In the real operation process of direct seeding platform, what operation just pays close attention to most is platform discharge get, and the exploration that sheds quantitative change to show earnings pattern, often meet the problem of aspect of security of oneself of system of oversight direct seeding. The security problem here basically has two sides, program source safety defends and the safety of level of hardware carry dimension defends.
System of online direct seeding is common and safe problemSQL infuse: SQL infuse is the inquiry that through inserting SQL command WEB expresses sheet to refer or input domain name and page request
String, achieve beguiling server finally to execute baleful SQL order. This is to compare common database to inbreak method, the database of direct seeding system of information of user of many to bearing the weight of platform, once appear the problem of baleful SQL infuse, consequence is unimaginable.
Bagman attack: It is a kind of common network inbreaks method, if SMB conversation is hijacked, DNS deceit is more typical bagman attack pattern. Bagman attack basically is the network communication data with pass intercept normal, undertake distorting to data. Direct seeding platform is relying on a network completely in real operation process to correspond, because this also wants avoid problem of this one risk.
Step station attack: Use information of user of purloin of website flaw ill will. Type of the common attack that cross a station basically has abiding model cross station, blame abiding model cross station, DOM to cross a station to wait.
DDOS attack: Have the aid of at the client / server technology, rise many computers jointly regard attack as platform, launch DDOS attack to one or more target, thereby twice land enhances the power that rejects to serve attack.
Above 3 o'clock is commonner safe problem, also not only be aimed at system of online direct seeding. So to source of system of online direct seeding character, what preventive measure do we have? Commonner is MD5 is added add closely with data close.
MD5 adds close: Let high capacity information sign in the number software is signed private before close key by " compress " the format that keeps secret into a kind, and this kind adds close algorithm not to need when use any copyright charge, be used extensively consequently.
Data adds close: All of computer science department has a kind of method that protects effectively to information. Use password technology to undertake adding to information close, implementation information concealments, protect information security thereby.
Besides above two kinds general and applicable impose close preventive measure besides, be aimed at the characteristic of source of system of online direct seeding, also have relevant preventive measure from hardware and software level.
Hardware levelDefend act depends on a server defending basically the carry dimension ability with operation square oneself. Server supplier need is offerred for data of platform operation square server cut off the power equipment of calamity of ground of protection, different, time snapshot. Platform operation also just should have perfect system to carry dimension defends plan, besides the fundamental safety that can assure a server, establish entry test and verify to distribute authority, time backup, data even migratory wait for working mechanism.
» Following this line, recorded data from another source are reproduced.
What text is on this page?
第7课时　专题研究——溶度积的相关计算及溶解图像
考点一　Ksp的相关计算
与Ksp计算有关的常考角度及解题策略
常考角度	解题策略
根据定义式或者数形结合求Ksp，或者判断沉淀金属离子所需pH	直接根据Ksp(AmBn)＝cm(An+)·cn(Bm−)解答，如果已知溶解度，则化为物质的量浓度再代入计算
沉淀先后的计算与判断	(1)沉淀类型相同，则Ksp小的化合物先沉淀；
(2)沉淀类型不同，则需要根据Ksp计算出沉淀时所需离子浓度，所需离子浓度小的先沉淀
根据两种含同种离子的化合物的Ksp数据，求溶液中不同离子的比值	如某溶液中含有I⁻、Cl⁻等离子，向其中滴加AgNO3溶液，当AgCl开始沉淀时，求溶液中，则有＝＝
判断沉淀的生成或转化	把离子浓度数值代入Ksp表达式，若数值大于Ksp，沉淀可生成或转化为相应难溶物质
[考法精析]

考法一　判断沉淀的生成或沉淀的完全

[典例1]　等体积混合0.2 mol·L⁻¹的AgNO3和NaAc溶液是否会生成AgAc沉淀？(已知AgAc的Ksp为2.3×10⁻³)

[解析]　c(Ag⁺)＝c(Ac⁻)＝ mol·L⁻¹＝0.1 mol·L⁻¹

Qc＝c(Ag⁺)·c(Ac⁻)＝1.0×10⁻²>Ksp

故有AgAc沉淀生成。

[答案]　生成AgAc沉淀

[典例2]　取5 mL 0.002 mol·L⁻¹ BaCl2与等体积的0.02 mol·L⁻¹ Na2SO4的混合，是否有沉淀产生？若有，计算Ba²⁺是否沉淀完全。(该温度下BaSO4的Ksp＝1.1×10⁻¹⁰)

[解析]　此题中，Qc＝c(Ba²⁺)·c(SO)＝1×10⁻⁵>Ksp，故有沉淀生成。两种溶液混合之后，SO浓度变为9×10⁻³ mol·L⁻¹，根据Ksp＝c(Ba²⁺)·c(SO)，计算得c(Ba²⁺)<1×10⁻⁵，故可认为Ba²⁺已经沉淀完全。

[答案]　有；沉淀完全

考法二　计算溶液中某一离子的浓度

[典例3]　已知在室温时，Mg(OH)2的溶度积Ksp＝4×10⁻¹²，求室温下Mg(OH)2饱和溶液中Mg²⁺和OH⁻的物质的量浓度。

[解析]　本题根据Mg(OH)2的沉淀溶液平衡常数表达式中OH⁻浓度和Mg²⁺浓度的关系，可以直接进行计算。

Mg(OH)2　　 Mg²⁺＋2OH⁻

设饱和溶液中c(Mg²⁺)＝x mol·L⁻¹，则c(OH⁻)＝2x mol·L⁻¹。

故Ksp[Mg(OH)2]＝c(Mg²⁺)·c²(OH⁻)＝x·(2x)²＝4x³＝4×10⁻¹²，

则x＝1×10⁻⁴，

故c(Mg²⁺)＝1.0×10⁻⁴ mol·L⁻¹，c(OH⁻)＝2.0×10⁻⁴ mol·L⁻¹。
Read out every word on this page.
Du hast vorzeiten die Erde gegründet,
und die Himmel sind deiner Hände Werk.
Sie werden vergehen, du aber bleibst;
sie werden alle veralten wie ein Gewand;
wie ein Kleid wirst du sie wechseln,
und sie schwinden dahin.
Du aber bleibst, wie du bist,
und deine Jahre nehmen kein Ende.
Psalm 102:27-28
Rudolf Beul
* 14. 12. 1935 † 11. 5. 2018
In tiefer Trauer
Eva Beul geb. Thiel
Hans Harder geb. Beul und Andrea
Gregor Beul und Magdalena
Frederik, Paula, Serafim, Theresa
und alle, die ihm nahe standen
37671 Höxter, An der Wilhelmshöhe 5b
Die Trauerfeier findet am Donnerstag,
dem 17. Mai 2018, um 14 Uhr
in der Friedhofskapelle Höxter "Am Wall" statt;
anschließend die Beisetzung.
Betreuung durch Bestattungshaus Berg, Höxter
Software levelBasically be depend on level of source of direct seeding system defend.
Interior digests: Handle relevant and safe issue through in-house agreement, for example visit of the net inside limitation, reduce the entrance that outer net atttacks;
Source consolidate: Undertake to sensitive data multiple add close, for instance the sensitive information such as user code is reached pay wait for main operation link, undertake multiple test and verify;
Token test and verify: There is many interface content in source of system of online direct seeding, token test and verify can have the limit of significant time and uniqueness to interface;
Clerical mechanism: To a few operations that more important Ju Min feels, for example the consumptive give sb a present in direct seeding platform, VIP fills a value to wait, besides outside consolidate undertakes on source level, still can establish corresponding clerical mechanism.
Square to operation of direct seeding platform and character, operation income is admittedly significant, but it is likewise important that the safety in source of direct seeding system and operation process defends, if incorrect at ordinary times these problems are added more advertent, the discharge outside can bringing what needless belongings loss reachs information data probably to oneself.